We will cross-sectionally survey approximately 200 FSW at baseline and at endline to characterise each of 14 sites. RDS is a variant of chain referral sampling and has been adapted to approximate random sampling. Primary analysis will use the 'RDS-2' method to estimate cluster summaries and will adapt Hayes and Moulton's '2-step' method to adjust effect estimates for individual-level confounders and further adjust for cluster baseline prevalence. We will adapt CONSORT to accommodate RDS. In the absence of observable refusal rates, we will compare the recruitment process between matched pairs. We will need to investigate whether cluster-specific recruitment or the intervention itself affects the accuracy of the RDS estimation process, potentially causing differential biases. To do this, we will calculate RDS-diagnostic statistics for each cluster at each time point and compare these statistics within matched pairs and time points. Sensitivity analyses will assess the impact of potential biases arising from assumptions made by the RDS-2 estimation.

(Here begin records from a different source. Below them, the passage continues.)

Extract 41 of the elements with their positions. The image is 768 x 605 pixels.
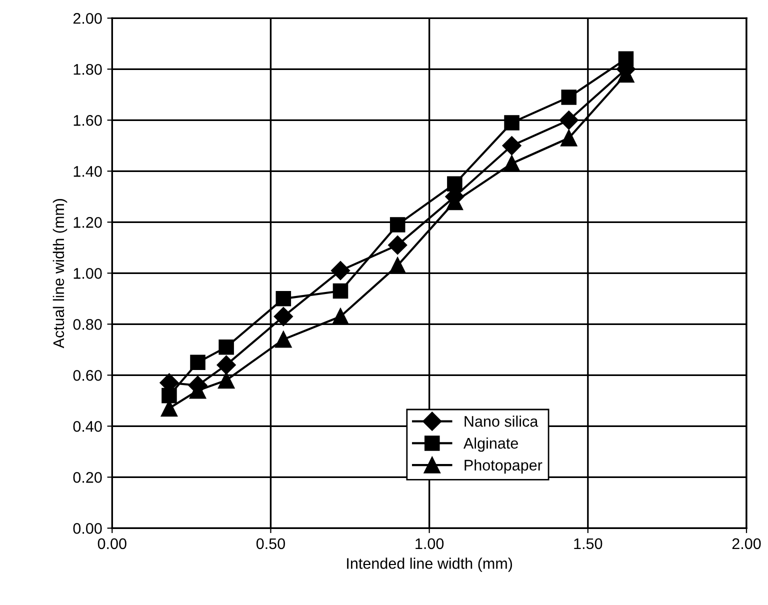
y-tick-label: 0.40 [73,421,102,432]
y-tick-label: 1.20 [74,217,102,228]
y-tick-label: 1.40 [74,166,102,177]
y-tick-label: 0.20 [73,472,102,483]
x-tick-label: 1.50 [574,538,602,550]
point [560,130,578,146]
point [390,217,406,232]
y-tick-label: 1.60 [74,115,102,126]
point [276,291,292,306]
point [504,115,520,130]
point [503,155,520,172]
y-tick-label: 1.00 [74,268,102,279]
point [332,283,348,299]
point [218,339,234,355]
point [162,388,177,404]
point [275,331,292,348]
point [389,257,406,274]
y-tick-label: 0.80 [73,319,102,330]
x-tick-label: 2.00 [732,538,761,550]
y-tick-label: 2.00 [73,13,102,24]
legend-label: Photopaper [464,459,542,474]
x-tick-label: 0.50 [256,538,285,550]
point [561,90,577,105]
legend-label: Nano silica [464,416,538,427]
point [502,136,522,156]
x-tick-label: 1.00 [416,538,444,550]
x-axis-title: Intended line width (mm) [347,558,512,572]
point [332,308,349,325]
point [218,372,235,389]
point [216,355,236,374]
point [388,236,408,255]
y-tick-label: 0.00 [73,523,102,534]
x-tick-label: 0.00 [98,538,126,550]
point [330,261,350,280]
point [190,354,206,370]
legend-label: Alginate [463,437,518,452]
y-axis-title: Actual line width (mm) [52,198,68,348]
point [274,306,293,326]
y-tick-label: 0.60 [73,370,102,381]
y-tick-label: 1.80 [74,64,102,75]
point [559,110,578,130]
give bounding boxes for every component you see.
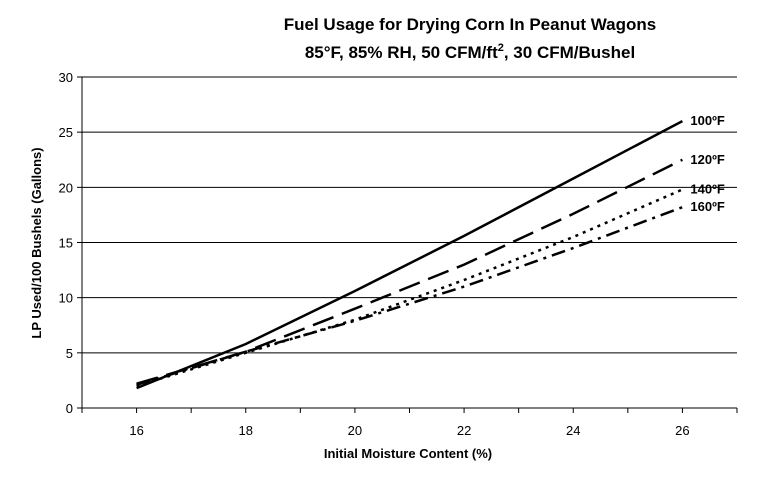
gridlines <box>82 76 737 354</box>
ticks: 0 5 10 15 20 25 30 16 18 20 22 24 26 <box>59 70 738 438</box>
series-line-100f <box>136 119 683 390</box>
series-line-140f <box>136 188 683 388</box>
x-tick-label: 18 <box>239 423 253 438</box>
chart-subtitle: 85°F, 85% RH, 50 CFM/ft2, 30 CFM/Bushel <box>305 42 635 62</box>
x-tick-label: 16 <box>129 423 143 438</box>
series-label: 140ºF <box>690 182 724 197</box>
subtitle-superscript: 2 <box>498 42 504 54</box>
chart-title: Fuel Usage for Drying Corn In Peanut Wag… <box>284 15 656 34</box>
y-tick-label: 5 <box>66 346 73 361</box>
x-tick-label: 26 <box>675 423 689 438</box>
y-tick-label: 10 <box>59 291 73 306</box>
x-tick-label: 22 <box>457 423 471 438</box>
x-tick-label: 24 <box>566 423 580 438</box>
series-line-120f <box>136 158 683 385</box>
series-line-160f <box>136 206 683 386</box>
subtitle-main: 85°F, 85% RH, 50 CFM/ft <box>305 43 498 62</box>
series-label: 100ºF <box>690 113 724 128</box>
series-labels: 100ºF 120ºF 140ºF 160ºF <box>690 113 724 214</box>
subtitle-rest: , 30 CFM/Bushel <box>504 43 635 62</box>
series-label: 160ºF <box>690 199 724 214</box>
x-axis-label: Initial Moisture Content (%) <box>324 446 492 461</box>
y-tick-label: 15 <box>59 236 73 251</box>
series-lines <box>136 119 683 390</box>
y-tick-label: 20 <box>59 180 73 195</box>
y-axis-label: LP Used/100 Bushels (Gallons) <box>29 147 44 338</box>
y-tick-label: 30 <box>59 70 73 85</box>
y-tick-label: 25 <box>59 125 73 140</box>
y-tick-label: 0 <box>66 401 73 416</box>
x-tick-label: 20 <box>348 423 362 438</box>
series-label: 120ºF <box>690 152 724 167</box>
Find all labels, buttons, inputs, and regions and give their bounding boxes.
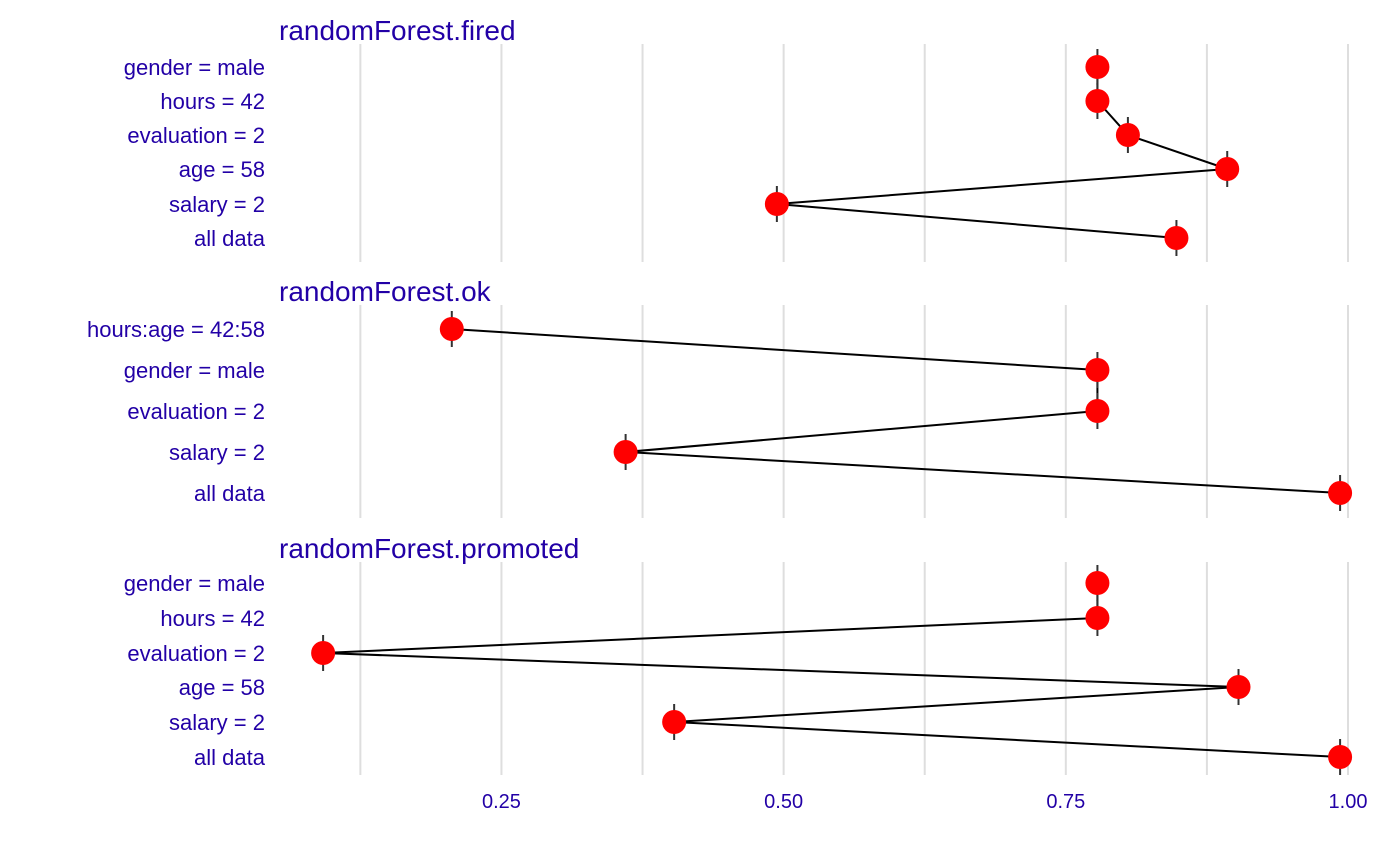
category-label: age = 58 bbox=[179, 157, 265, 182]
data-point bbox=[1226, 675, 1251, 699]
category-label: evaluation = 2 bbox=[127, 399, 265, 424]
panel-1: randomForest.fired gender = male hours = 4… bbox=[124, 15, 1240, 256]
data-point bbox=[1328, 745, 1353, 769]
grid-layer bbox=[359, 44, 1349, 775]
panel-title: randomForest.ok bbox=[279, 276, 492, 307]
connector-line bbox=[451, 328, 1098, 371]
panels-layer: randomForest.fired gender = male hours = 4… bbox=[87, 15, 1353, 775]
connector-line bbox=[776, 203, 1177, 239]
data-point bbox=[439, 317, 464, 341]
category-label: gender = male bbox=[124, 358, 265, 383]
data-point bbox=[662, 710, 687, 734]
connector-line bbox=[625, 410, 1098, 453]
data-point bbox=[1085, 55, 1110, 79]
category-label: salary = 2 bbox=[169, 710, 265, 735]
category-label: age = 58 bbox=[179, 675, 265, 700]
data-point bbox=[1085, 571, 1110, 595]
connector-line bbox=[323, 652, 1239, 688]
connector-line bbox=[674, 721, 1341, 758]
connector-line bbox=[776, 168, 1228, 205]
x-axis: 0.25 0.50 0.75 1.00 bbox=[482, 791, 1367, 813]
category-label: gender = male bbox=[124, 55, 265, 80]
data-point bbox=[613, 440, 638, 464]
category-label: salary = 2 bbox=[169, 192, 265, 217]
data-point bbox=[1115, 123, 1140, 147]
x-tick-label: 1.00 bbox=[1329, 791, 1368, 813]
data-point bbox=[311, 641, 336, 665]
category-label: all data bbox=[194, 226, 266, 251]
connector-line bbox=[625, 451, 1341, 494]
category-label: evaluation = 2 bbox=[127, 641, 265, 666]
x-tick-label: 0.75 bbox=[1046, 791, 1085, 813]
data-point bbox=[764, 192, 789, 216]
panel-title: randomForest.promoted bbox=[279, 533, 579, 564]
x-tick-label: 0.50 bbox=[764, 791, 803, 813]
category-label: hours = 42 bbox=[160, 89, 265, 114]
category-label: evaluation = 2 bbox=[127, 123, 265, 148]
category-label: hours:age = 42:58 bbox=[87, 317, 265, 342]
connector-line bbox=[323, 617, 1098, 654]
data-point bbox=[1328, 481, 1353, 505]
category-label: gender = male bbox=[124, 571, 265, 596]
connector-line bbox=[1127, 134, 1228, 170]
category-label: salary = 2 bbox=[169, 440, 265, 465]
category-label: all data bbox=[194, 481, 266, 506]
data-point bbox=[1085, 89, 1110, 113]
category-label: hours = 42 bbox=[160, 606, 265, 631]
category-label: all data bbox=[194, 745, 266, 770]
data-point bbox=[1164, 226, 1189, 250]
data-point bbox=[1215, 157, 1240, 181]
connector-line bbox=[674, 686, 1239, 723]
x-tick-label: 0.25 bbox=[482, 791, 521, 813]
panel-title: randomForest.fired bbox=[279, 15, 516, 46]
panel-3: randomForest.promoted gender = male hours … bbox=[124, 533, 1353, 775]
data-point bbox=[1085, 606, 1110, 630]
data-point bbox=[1085, 358, 1110, 382]
panel-2: randomForest.ok hours:age = 42:58 gender =… bbox=[87, 276, 1353, 511]
data-point bbox=[1085, 399, 1110, 423]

We are not aware of any other completed pragmatic cluster RCTs that are recruiting participants using RDS. Our statistical design and analysis approach seeks to transparently document participant recruitment and allow an assessment of the representativeness of the study to the target population, a key aspect of pragmatic trials. The challenges we have faced in the design of this trial are likely to be shared in other contexts aiming to serve the needs of legally and/or socially marginalised populations for which no sampling frame exists and especially when the social networks of participants are both the target of intervention and the means of recruitment. The trial was registered at Pan African Clinical Trials Registry (PACTR201312000722390) on 9 December 2013.
实用性整群随机试验应致力于做出无偏倚的效应估计,并按照CONSORT原则进行报告,且研究人群应代表目标人群。在没有抽样框架的“隐蔽”人群中进行试验时,这具有挑战性。我们描述了一项配对整群随机试验,该试验采用一种联合HIV预防干预措施,以降低津巴布韦女性性工作者(FSW)中可检测到HIV病毒载量的比例,通过应答者驱动抽样(RDS)进行招募。
我们将在基线和终线时对约200名FSW进行横断面调查,以描述14个地点中的每一个。RDS是链式推荐抽样的一种变体,已被调整以近似随机抽样。主要分析将使用“RDS-2”方法来估计整群汇总,并将采用海斯和莫尔顿的“两步”方法来调整个体水平混杂因素的效应估计,并进一步针对整群基线患病率进行调整。我们将对CONSORT进行调整以适应RDS。在没有可观察到的拒绝率的情况下,我们将比较配对组之间的招募过程。我们需要调查整群特异性招募或干预本身是否会影响RDS估计过程的准确性,从而可能导致差异偏倚。为此,我们将在每个时间点为每个整群计算RDS诊断统计量,并在配对组和时间点内比较这些统计量。敏感性分析将评估由RDS-2估计所做假设引起的潜在偏倚的影响。
我们不知道有任何其他已完成的实用性整群随机对照试验使用RDS招募参与者。我们的统计设计和分析方法旨在透明地记录参与者招募情况,并允许评估该研究对目标人群的代表性,这是实用性试验的一个关键方面。我们在该试验设计中面临的挑战可能在其他旨在满足法律和/或社会边缘化人群需求的背景下也会出现,这些人群没有抽样框架,特别是当参与者的社会网络既是干预目标又是招募手段时。该试验于2013年12月9日在泛非临床试验注册中心(PACTR201312000722390)注册。